CHANNEL ISLANDS.
A number of types of rude uninscribed coins, partaking of the character of those of Gaulish origin, mostly in billon, but sometimes of silver or bronze, are ascribed to the Channel Islands, and numbers of them have been found in Jersey and other islands, as well as in our own country. The examples engraved are in my own possession, and were found, with others, in Devonshire.
The usual type is a boldly cut, but rudely designed, head, a coarse imitation of the Greek already referred to; and the reverse a horse more or less disjointed or disintegrated, and accompanied by indications, more or less distinct, of wheels and other objects.
As indicating to some extent the area over which the coins of the ancient Britons circulated, it may be said that the approximate number of recorded localities in which “finds” have been made in the “forty shires” may be summarized as most of all in Kent (say forty places); about half that number in Dorset, Sussex, and Essex; about a third in Oxfordshire; say a fourth in Suffolk, Surrey, Buckingham, Hampshire, Herts, and Northampton; and so decreasing in Beds., Cambs., and Norfolk; Berks, Middlesex, and Gloucester; Wilts and Somerset; Lincolnshire and Yorkshire; Leicestershire, Monmouthshire, and Worcestershire; and Devonshire, Cornwall, Huntingdon, Lancashire, Northumberland, Nottingham, and Westmoreland. Derbyshire, Staffordshire, and the other counties not enumerated, not having, so far as at present known to me, produced a single recorded example.
COINS OF THE ANGLO-SAXONS.
The earliest coins of the Anglo-Saxon period appear to have been rude imitations of some of the later current pieces of their Roman predecessors in our island. It seems doubtful whether at first they had a coinage of their own, the probability being that those of the Romano-Britons continued, as they naturally would, to be circulated. Some of the sceattæ bear more or less rude figures and uncouth heads and devices, some being evident imitations of the well-known type of Romulus and Remus suckled by the she-wolf, and others of equally well known types. From the sceattæ, one of our common expressions at the present is derived. The word in the singular is sceat or scæt, and the Saxon sc being pronounced soft, as sh, became sheat or shæt. From this it naturally became corrupted into “shot,” and thus “paying your shot” simply meant paying your money, or clearing your reckoning, and “not having a shot in your locker,” being without money in cupboard, or purse. These early coins, some of which appear to bear Runic characters, cannot with any degree of certainty be appropriated to any kings.

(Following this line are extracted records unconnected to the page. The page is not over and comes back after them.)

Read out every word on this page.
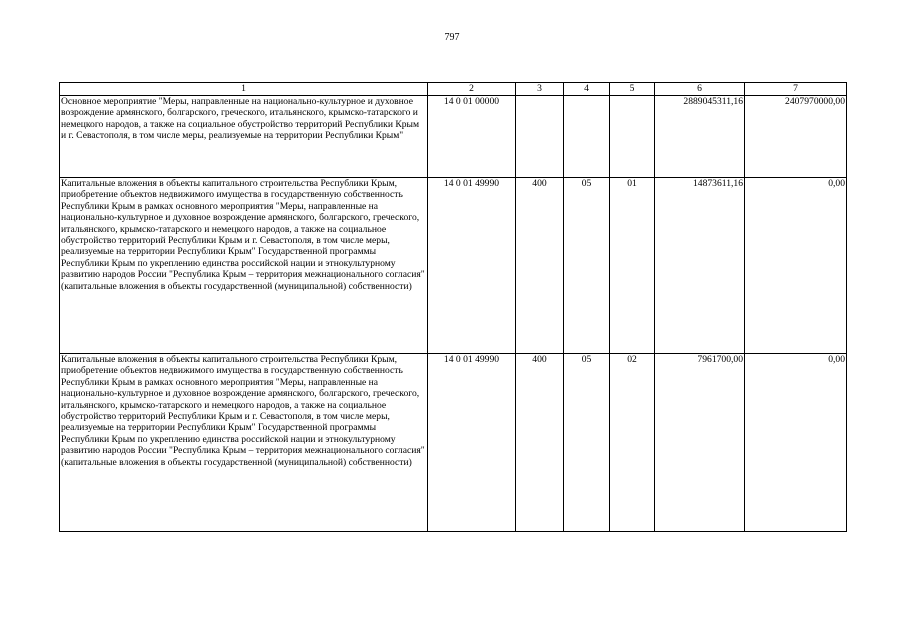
797
1	2	3	4	5	6	7
Основное мероприятие "Меры, направленные на национально-культурное и духовное возрождение армянского, болгарского, греческого, итальянского, крымско-татарского и немецкого народов, а также на социальное обустройство территорий Республики Крым и г. Севастополя, в том числе меры, реализуемые на территории Республики Крым"	14 0 01 00000				2889045311,16	2407970000,00
Капитальные вложения в объекты капитального строительства Республики Крым, приобретение объектов недвижимого имущества в государственную собственность Республики Крым в рамках основного мероприятия "Меры, направленные на национально-культурное и духовное возрождение армянского, болгарского, греческого, итальянского, крымско-татарского и немецкого народов, а также на социальное обустройство территорий Республики Крым и г. Севастополя, в том числе меры, реализуемые на территории Республики Крым" Государственной программы Республики Крым по укреплению единства российской нации и этнокультурному развитию народов России "Республика Крым – территория межнационального согласия" (капитальные вложения в объекты государственной (муниципальной) собственности)	14 0 01 49990	400	05	01	14873611,16	0,00
Капитальные вложения в объекты капитального строительства Республики Крым, приобретение объектов недвижимого имущества в государственную собственность Республики Крым в рамках основного мероприятия "Меры, направленные на национально-культурное и духовное возрождение армянского, болгарского, греческого, итальянского, крымско-татарского и немецкого народов, а также на социальное обустройство территорий Республики Крым и г. Севастополя, в том числе меры, реализуемые на территории Республики Крым" Государственной программы Республики Крым по укреплению единства российской нации и этнокультурному развитию народов России "Республика Крым – территория межнационального согласия" (капитальные вложения в объекты государственной (муниципальной) собственности)	14 0 01 49990	400	05	02	7961700,00	0,00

The penny, penig, pening, or pending (said to be the diminutive of pand, a pledge, and also by some said to be derived from pendere, to weigh) is first named in the laws of Ina, king of the West Saxons, who began to reign A.D. 688. It was, as now, as has been conclusively shown, the 240th part of a pound, which weighed about 5760 grains; the weight of a penny was, therefore, 24 grains, which still in our tables constitute a “dwt.” or “pennyweight.”
The generally received opinion is that the first pennies as succeeding the sceattæ; and quite independent of the stycas, were struck by Offa, king of Mercia, from A.D. 757 to 796. “When the kingdoms of the Heptarchy were united in one sovereignty,” as I have written on another occasion, “the mints were regulated by laws framed by the Wittenagemote, or Great Council of the Nation; but it was not till the time of Æthelstan (924-940), that it was appointed there should be one kind of money throughout the whole realm, and that no one should coin but in a town. According to Stow, ‘Æthelstan made, seven coining mints at Canterbury, four for the king, two for the archbishop, and one for the abbot; at Rochester three, two for the king, and one for the bishop. Besides these, in London eight, in Winchester six, in Lewes two, in Chichester one, in Hampton two, in Shaftesbury two, and in every other town one coiner.’ The coins remaining pretty well prove this, and show there were very few considerable towns without a mint; for besides those particularly mentioned in Æthelstan’s law, there are coins of Derby, Bristol, Evesham, Exeter, Gloucester, Ipswich, Lincoln, Norwich, Shrewsbury, Thetford, Wallingford, Worcester, York, and other places. The probability is that the custom of impressing on coins the name of the town of the mintage began in the early part of the reign of Æthelstan.”
One of the largest “finds” of Anglo-Saxon coins was made at Cuerdale, where, along with a vast number of foreign pieces, there were found:—
- 2 of Æthelred.
- 24 of Æthelstan II.
- 1 of Ciolwulf.
- 857 of Alfred.
- 45 of Eadwerd.
- 1 of Abp. Ceolnoth.
- 59 of Abp. Plegmund.
- 2 of Sitric.
- 1770 of St. Eadmund.
- etc.
Under the ordinary order of arrangement, the following may be taken as indications of the coins of Anglo-Saxon rulers:—
KINGS OF KENT. ÆTHILBERHT I., 725-764.
The sceat attributed to this king is doubtful.